Rattaché à Sony depuis des années, l’homme-araignée a subit de multiples interprétations et transformations dans son parcours mouvementé afin de satisfaire ses responsabilités en tant que héros. À croire que cette franchise est maudite par les générations qui tentent l’impossible en proposant diverses formules esthétiques et académiques, tout en préservant la même toile de fond. Pourtant, le studio et son trio de réalisateurs, comprenant Bob Persichetti, Peter Ramsey et Rodney Rothman, parviennent à susciter un intérêt là où se sont perdus les derniers opus de Sam Raimi et de Marc Webb. Il fallait tout de même passer par une technique d’animation très singulière, offrant diverses manœuvres de mise en scène, tout en jonglant sur le ton qu’on souhaite donner au film. Voilà donc ce que donne un comics en live action, un moment de générosité et de subtilité pour le plaisir de poser de nouvelles bases, pour un nouveau public en quête d’un témoignage de moralité.
Peter Parker. Un nom que nous connaissons que trop bien, mais également un nom dont les secrets de ses origines ne sont plus un mystère. Pourtant, le récit nous rabat sur ces racines qui œuvrent à rendre la psychologie du personnage complexe et limpide dans sa démarche. Mais le rideau doit être tiré, le temps de laisser s’épanouir le jeune Miles Morales, qui représenter à lui seul, les minorités américaines. Il est intéressant de découvrir ce personnage contemporain, qui noue avec la fiction comme s’il s’agissait d’une réalité. Schrödinger serait fou d’apprendre que son expérience est devenue un acquis dans le 7ème Art, comme dans bien d’autres domaines. Et la nuance touche profondément la sensibilité des lecteurs et des cinéphiles avertis, car le concept du Spider-Verse rend hommage à toutes les époques d’un héros qui se veut intemporel, par définition. Le film veut réconcilier les différents univers, qui sont considérés comme parallèles et qui démontrent qu’une cohabitation est possible, malgré les divergences et les dérapages. Le film ose et le film réussit.

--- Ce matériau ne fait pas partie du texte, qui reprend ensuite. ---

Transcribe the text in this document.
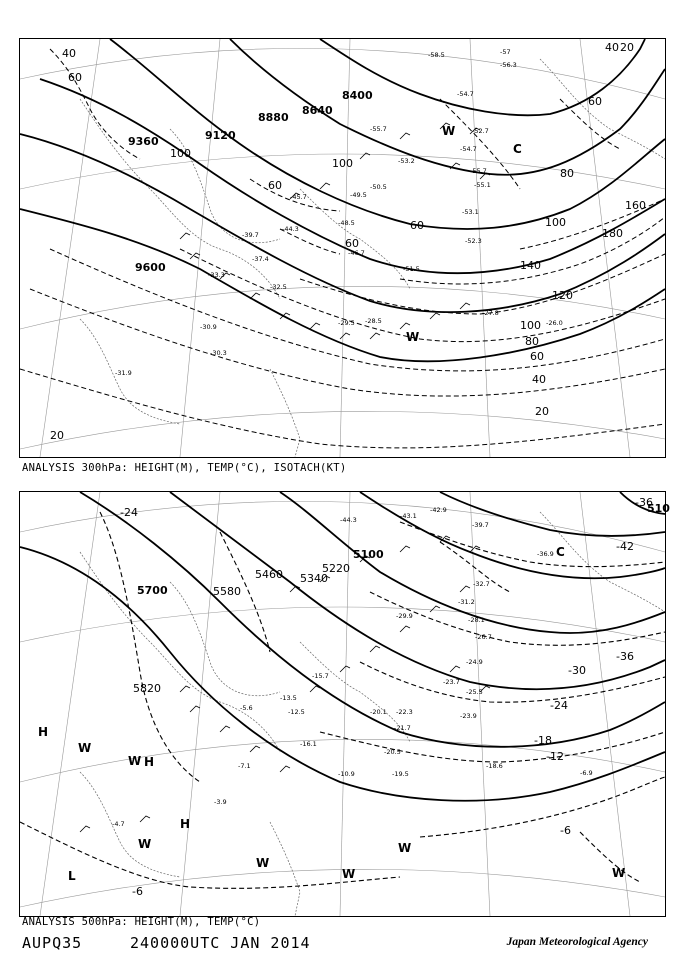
9600
9360	9120
8880
8640
8400
40
60
100
60
60
100
60
20
40
60
80
100
120
140
160
180
100
80
60
40
20
20
W
W
C
-58.5	-57
-54.7
-56.3
-55.7	-52.7
-53.2
-55.7
-54.7
-55.1
-53.1
-52.3
-51.5
-50.5
-49.5
-48.5
-46.7
-45.7
-44.3
-39.7
-37.4
-33.3
-32.5
-30.9
-30.3
-29.5 -28.5
-27.8
-26.0
-31.9
ANALYSIS 300hPa: HEIGHT(M), TEMP(°C), ISOTACH(KT)
5100
5220
5340
5460
5580
5700
5820
510
-24
-42
-36
-30
-24
-18
-12
-6
-6
-36
H
W
W H
H
W
L
W
W
W
W
C
-44.3	-43.1
-42.9
-39.7
-36.9
-32.7
-31.2
-29.9	-28.1
-26.7
-24.9
-25.5
-23.7
-23.9
-22.3
-21.7
-20.5
-19.5
-18.6
-16.1
-15.7
-13.5
-12.5
-10.9
-7.1
-6.9
-5.6
-4.7
-3.9
-20.1
ANALYSIS 500hPa: HEIGHT(M), TEMP(°C)
AUPQ35	240000UTC JAN 2014	Japan Meteorological Agency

Si à tout bon héros, on l’associe à un bon méchant, il est important de considérer Wilson Fisk, dit le Caïd, comme l’ennemi intime de la conscience de l’araignée. Il constitue un poison pour l’humanité, par son orgueil et sa motivation compréhensible, mais ce sont les actes qui nous définissent et qui nous conduisent vers le bonheur dont chacun cherche ardemment. Sa confrontation avec Miles est mineure, mais satisfera néanmoins la bonne dose émotionnelle qui se partage entre l’épique et l’amour de sa famille. Et toute l’intelligence se trouve ici, dans l’écriture de ce nouveau héros, qui insinue qu’on peut être plusieurs à porter le même masque. C’est d’ailleurs, avec subtilité, humour et autodérision, qu’on redécouvre un Peter farouche, après un passage de décadence, de paresse et de doute. Il fallait donc un nouveau regard, un regard frais pour remettre les pendules à l’heure et c’est ce que fait le héros métissé. Il finit par unir Spider-Gwen, Spider-Man Noir, Peni Parker et Spider-Ham autour d’un cercle de courage et de confiance, là où la maturité devra gagner la perception de Miles. Le pari est gagnant à juste titre.
Au-delà de l’individualisme, on encourage l’esprit d’équipe, mais ne délaisse pas pour autant l’indépendance et l’autonomie d’une personne vis-à-vis des responsabilités qu’on lui associe. C’est avec stupéfaction et admiration que « Spider-Man : New Generation » adoube le personnage de Stan Lee et ses diverses dérivations dans le spider-verse. La relecture moderne et ingénieuse triomphe des doutes que chacun laissera derrière lui, en échange d’une flamme qui s’éveille. Le projet épouse à merveille le langage visuel de la bande dessinée et rend à la fois hommage aux œuvres passées, quel que soit le support, et propose une extension d’un univers plus riche, rompant avec la monotonie d’un héros solitaire pour qui le soutien moral devient notre seul allié lors du visionnage.